Ilustrasi Kamar Hotel Gran Melia di Jakarta Selatan(Dok. MELIA.com)

ihgma.com – Jakarta memiliki 64 hotel repatriasi atau hotel karantina yang ditujukan bagi warga negara asing (WNA) dan warga negara Indonesia (WNI) yang tiba dari luar negeri selama pandemi Covid-19.

Ketua DPD Indonesian Hotel General Manager Association (IHGMA) DKI Jakarta Garna Sobhara Swara mengatakan, saat ini hotel-hotel tersebut membiayai seluruh operasional secara mandiri.
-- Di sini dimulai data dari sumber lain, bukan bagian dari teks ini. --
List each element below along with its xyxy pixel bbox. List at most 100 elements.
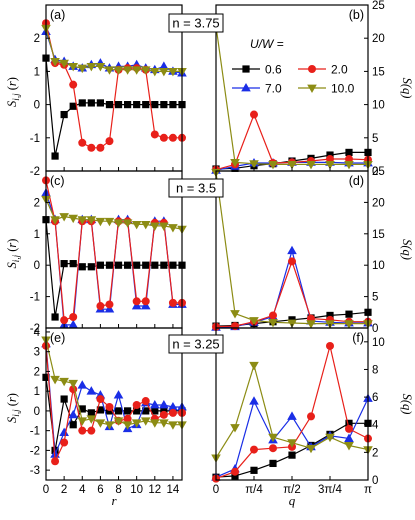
data-point <box>78 263 86 271</box>
data-point <box>141 297 150 306</box>
y-tick-label: -2 <box>30 445 40 457</box>
x-axis-label: r <box>111 493 117 508</box>
y-tick-label: 1 <box>34 66 40 78</box>
legend-item-0-6: 0.6 <box>232 63 282 77</box>
data-point <box>51 313 59 321</box>
y-tick-label: 5 <box>372 292 378 304</box>
data-point <box>268 160 278 170</box>
data-point <box>96 99 104 107</box>
data-point <box>77 380 88 389</box>
legend-item-7-0: 7.0 <box>232 82 282 96</box>
data-point <box>160 261 168 269</box>
data-point <box>114 101 123 109</box>
y-tick-label: -3 <box>30 465 40 477</box>
data-point <box>59 213 69 222</box>
data-point <box>77 64 88 74</box>
data-point <box>122 219 133 228</box>
data-point <box>268 318 278 328</box>
series-2-0-panel-1 <box>42 19 186 152</box>
data-point <box>249 317 259 326</box>
annotation-text: n = 3.25 <box>172 337 219 352</box>
data-point <box>51 152 59 160</box>
data-point <box>150 222 160 231</box>
data-point <box>77 216 88 225</box>
series-10-0-panel-6 <box>211 361 373 463</box>
series-line <box>45 28 182 73</box>
data-point <box>159 399 169 409</box>
data-point <box>87 426 96 435</box>
x-tick-label: 3π/4 <box>318 484 343 496</box>
data-point <box>159 133 168 142</box>
data-point <box>230 158 240 168</box>
data-point <box>168 298 177 307</box>
legend-label: 0.6 <box>265 63 282 77</box>
annotation-box <box>168 334 224 354</box>
data-point <box>50 58 60 67</box>
y-tick-label: 0 <box>34 406 40 418</box>
data-point <box>288 451 296 459</box>
data-point <box>344 442 354 451</box>
data-point <box>78 138 87 147</box>
data-point <box>230 424 240 433</box>
data-point <box>69 260 77 268</box>
data-point <box>68 409 78 419</box>
data-point <box>325 160 335 170</box>
data-point <box>306 320 316 329</box>
data-point <box>325 433 335 443</box>
y-tick-label: 10 <box>372 100 385 112</box>
x-tick-label: 8 <box>115 484 121 496</box>
data-point <box>344 160 354 170</box>
data-point <box>168 68 178 77</box>
data-point <box>105 261 114 269</box>
data-point <box>249 396 259 405</box>
data-point <box>151 101 159 109</box>
data-point <box>59 427 69 437</box>
x-tick-label: 4 <box>79 484 86 496</box>
y-tick-label: 20 <box>372 33 385 45</box>
annotation-n-2: n = 3.5 <box>168 178 224 198</box>
data-point <box>287 319 297 328</box>
data-point <box>68 63 78 72</box>
data-point <box>60 316 69 325</box>
data-point <box>287 439 297 448</box>
series-10-0-panel-2 <box>211 22 373 170</box>
y-axis-label: Si,j (r) <box>5 393 21 423</box>
data-point <box>345 424 354 433</box>
data-point <box>105 137 114 146</box>
data-point <box>87 409 95 417</box>
data-point <box>68 379 78 389</box>
data-point <box>150 419 160 428</box>
series-10-0-panel-4 <box>211 168 373 329</box>
data-point <box>96 261 104 269</box>
data-point <box>169 101 177 109</box>
data-point <box>122 66 133 75</box>
data-point <box>86 386 97 395</box>
data-point <box>231 467 240 476</box>
data-point <box>68 214 78 224</box>
y-axis-label: Si,j (r) <box>5 239 21 269</box>
legend-label: 10.0 <box>331 82 355 96</box>
data-point <box>104 66 115 75</box>
y-tick-label: 8 <box>372 364 378 376</box>
data-point <box>307 412 316 421</box>
data-point <box>159 419 169 428</box>
x-axis-label: q <box>289 493 296 508</box>
y-tick-label: 4 <box>34 327 41 339</box>
data-point <box>142 101 150 109</box>
legend-marker <box>308 65 316 73</box>
y-tick-label: 15 <box>372 66 385 78</box>
x-tick-label: π <box>364 484 372 496</box>
data-point <box>140 220 151 230</box>
data-point <box>69 421 77 429</box>
legend-label: 7.0 <box>265 82 282 96</box>
data-point <box>114 407 123 415</box>
x-tick-label: π/4 <box>245 484 263 496</box>
data-point <box>86 415 97 424</box>
annotation-n-1: n = 3.75 <box>168 13 224 33</box>
y-tick-label: 25 <box>372 166 385 178</box>
data-point <box>113 219 124 228</box>
legend-label: 2.0 <box>331 63 348 77</box>
data-point <box>60 395 68 403</box>
data-point <box>131 419 142 428</box>
annotation-n-3: n = 3.25 <box>168 334 224 354</box>
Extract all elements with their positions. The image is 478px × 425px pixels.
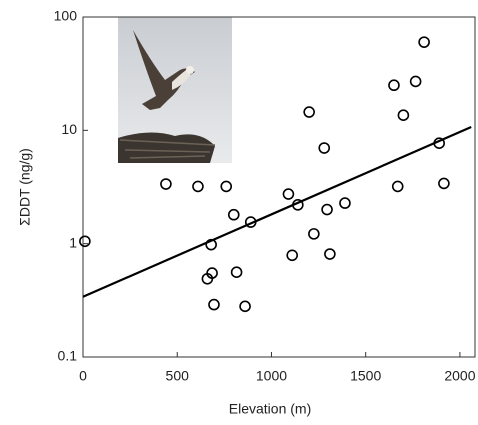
- data-point: [208, 298, 220, 311]
- x-tick-label: 0: [79, 368, 87, 384]
- data-point: [438, 177, 450, 190]
- data-point: [192, 180, 204, 193]
- plot-frame: [82, 16, 476, 358]
- data-point: [318, 142, 331, 154]
- data-point: [388, 79, 400, 92]
- y-tick-label: 1: [69, 234, 77, 250]
- data-point: [433, 137, 445, 149]
- x-tick-label: 2000: [444, 368, 475, 384]
- data-point: [324, 248, 336, 260]
- data-point: [220, 180, 233, 193]
- data-point: [286, 249, 298, 262]
- data-point: [303, 106, 315, 118]
- data-point: [244, 216, 257, 228]
- data-point: [339, 197, 351, 209]
- trend-line: [82, 125, 472, 298]
- data-point: [397, 109, 410, 121]
- data-point: [292, 199, 304, 211]
- x-axis-label: Elevation (m): [229, 401, 311, 417]
- y-tick-label: 100: [54, 8, 78, 24]
- y-tick-label: 0.1: [58, 348, 78, 364]
- osprey-photo: [118, 17, 232, 163]
- data-point: [79, 235, 91, 248]
- data-point: [201, 272, 214, 285]
- data-point: [230, 266, 243, 279]
- x-tick-label: 1500: [350, 368, 381, 384]
- data-point: [418, 36, 430, 48]
- data-point: [391, 180, 404, 193]
- data-point: [282, 188, 295, 200]
- x-tick-label: 1000: [256, 368, 287, 384]
- y-axis-label: ΣDDT (ng/g): [17, 148, 33, 226]
- data-point: [409, 75, 422, 88]
- data-point: [205, 238, 217, 251]
- data-point: [308, 228, 320, 240]
- data-point: [239, 300, 251, 313]
- data-point: [227, 208, 240, 221]
- y-tick-label: 10: [61, 121, 77, 137]
- data-point: [160, 178, 172, 190]
- data-point: [321, 203, 333, 216]
- x-tick-label: 500: [166, 368, 190, 384]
“Hotel repatriasi (paket menginap) dibayar oleh tamu sendiri. Tapi untuk (tenaga di) hotelnya, tenaga kesehatan, dan keamanan yang berjaga di hotel yang awalnya dibayar pemerintah, sekarang hotel harus membayar mereka,” ungkapnya.

Garna menyampaikan informasi itu dalam Focus Group Discussion IHGMA bertajuk “Perhotelan Bangkit—Adaptasi dengan Regulasi?” yang dilakukan secara daring pada Selasa (3/8/2021) seperti dilansir Kompas.

Ilustrasi Kota Jakarta

Dirinya melanjutkan, pembiayan seluruh operasional dan tenaga pembantu eksternal di hotel repatriasi secara mandiri telah dimulai sejak 1 Agustus 2021.

“Dengan jumlah repatriasi yang jauh menurun, dulu bisa mendapat puluhan per hari sekarang cuma dua sampai tiga orang ke setiap-setiap hotel, itu bikin berat,” ujar Garna.

Koordinator Hotel Repatriasi, Perhimpunan Hotel dan Restoran Indonesia (PHRI), Vivi Herlambang mengonfirmasi hal tersebut saat dihubungi secara terpisah, Selasa.

Dia mengatakan bahwa sebelum kebijakan tersebut diberlakukan, ada 25 dari 64 hotel repatriasi yang biaya operasional dan tenaga pembantu eksternalnya dibantu pemerintah.